Chaque 25 mars, le monde célèbre la journée de la procrastination, cette attitude qui consiste à toujours remettre à plus tard une action que l’on pourrait faire dans l’instant. Le Dr Olivier Zemba est psychologue, fondateur d’un cabinet offrant des services en conseling, une relation d’aide consistant à accompagner les gens face aux multiples pressions qu’ils subissent dans le milieu du travail et dans la vie courante. Pour Lefaso.net, il revient sur les causes de la procrastination et donne quelques recettes pour arrêter de remettre sans cesse à demain ce que l’on peut faire le jour même.

Lefaso.net : Comment définit-on la procrastination ?

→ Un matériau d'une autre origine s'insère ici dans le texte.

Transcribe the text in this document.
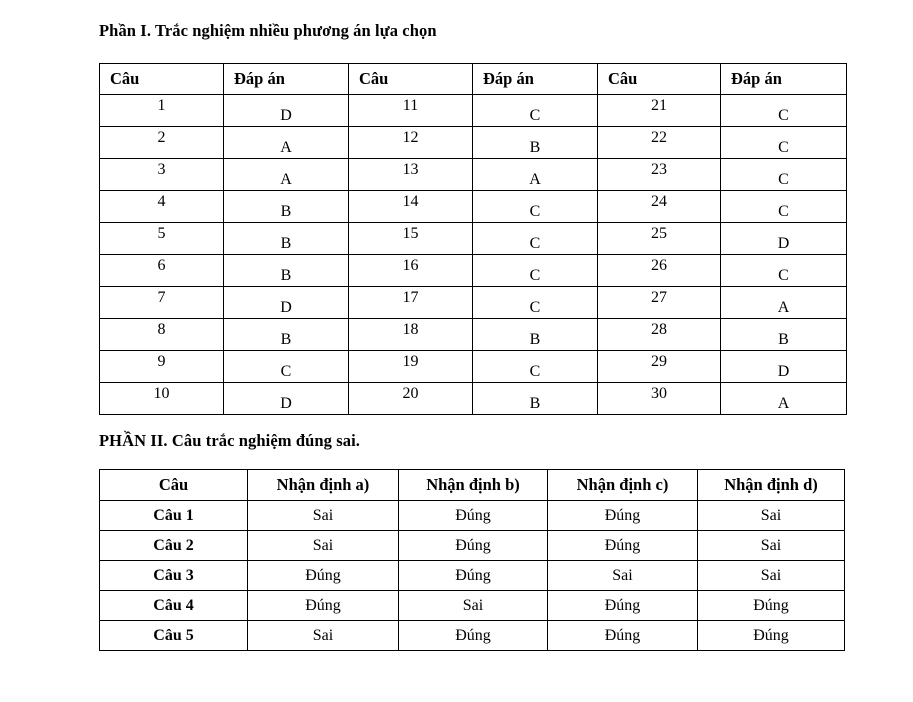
Phần I. Trắc nghiệm nhiều phương án lựa chọn
Câu	Đáp án	Câu	Đáp án	Câu	Đáp án

1	D	11	C	21	C

2	A	12	B	22	C

3	A	13	A	23	C

4	B	14	C	24	C

5	B	15	C	25	D

6	B	16	C	26	C

7	D	17	C	27	A

8	B	18	B	28	B

9	C	19	C	29	D

10	D	20	B	30	A
PHẦN II. Câu trắc nghiệm đúng sai.
Câu	Nhận định a)	Nhận định b)	Nhận định c)	Nhận định d)
Câu 1	Sai	Đúng	Đúng	Sai
Câu 2	Sai	Đúng	Đúng	Sai
Câu 3	Đúng	Đúng	Sai	Sai
Câu 4	Đúng	Sai	Đúng	Đúng
Câu 5	Sai	Đúng	Đúng	Đúng
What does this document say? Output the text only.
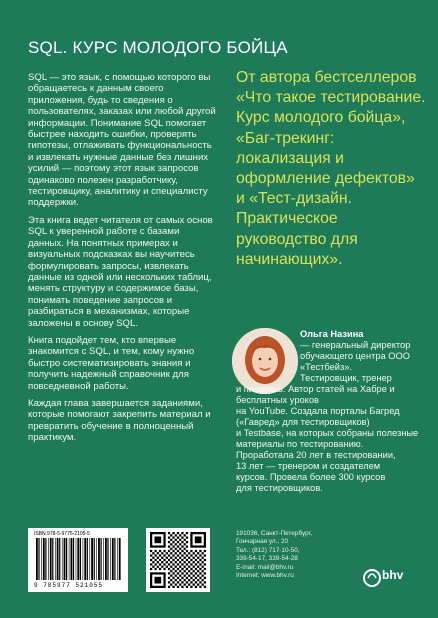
SQL. КУРС МОЛОДОГО БОЙЦА

SQL — это язык, с помощью которого вы обращаетесь к данным своего приложения, будь то сведения о пользователях, заказах или любой другой информации. Понимание SQL помогает быстрее находить ошибки, проверять гипотезы, отлаживать функциональность и извлекать нужные данные без лишних усилий — поэтому этот язык запросов одинаково полезен разработчику, тестировщику, аналитику и специалисту поддержки.

Эта книга ведет читателя от самых основ SQL к уверенной работе с базами данных. На понятных примерах и визуальных подсказках вы научитесь формулировать запросы, извлекать данные из одной или нескольких таблиц, менять структуру и содержимое базы, понимать поведение запросов и разбираться в механизмах, которые заложены в основу SQL.

Книга подойдет тем, кто впервые знакомится с SQL, и тем, кому нужно быстро систематизировать знания и получить надежный справочник для повседневной работы.

Каждая глава завершается заданиями, которые помогают закрепить материал и превратить обучение в полноценный практикум.

От автора бестселлеров «Что такое тестирование. Курс молодого бойца», «Баг-трекинг: локализация и оформление дефектов» и «Тест-дизайн. Практическое руководство для начинающих».
Ольга Назина
— генеральный директор обучающего центра ООО «Тестбейз».
Тестировщик, тренер
и писатель. Автор статей на Хабре и бесплатных уроков
на YouTube. Создала порталы Багред
(«Гавред» для тестировщиков)
и Testbase, на которых собраны полезные материалы по тестированию.
Проработала 20 лет в тестировании,
13 лет — тренером и создателем
курсов. Провела более 300 курсов
для тестировщиков.
ISBN 978-5-9775-2105-5
9 785977 521055
191036, Санкт-Петербург,
Гончарная ул., 20
Тел.: (812) 717-10-50,
339-54-17, 339-54-28
E-mail: mail@bhv.ru
Internet: www.bhv.ru	bhv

Dr Olivier Zemba : La procrastination est perçue comme une tendance, une attitude systématique que les gens s’emploient à remettre au lendemain le travail qui doit être effectué quotidiennement. Elle exprime un manque de motivation, de satisfaction dans la vie professionnelle. Tendance à négliger l’urgence dans le traitement des dossiers du jour, à être à jour dans son travail quotidien.

Comment se manifeste la procrastination ?

Je vous invite à observer autour de vous (dans la vie professionnelle) certaines personnes qui sont toujours en retard dans leur job en dépit de l’urgence des dossiers à traiter ou lors des formations ou réunions. Ce sont toujours les mêmes que l’on pourrait qualifier de « retardataires chroniques ». Ils sont identifiés comme étant des « procrastinateurs » parce qu’ils n’arrivent pas à se mettre au travail par manque de satisfaction immédiate.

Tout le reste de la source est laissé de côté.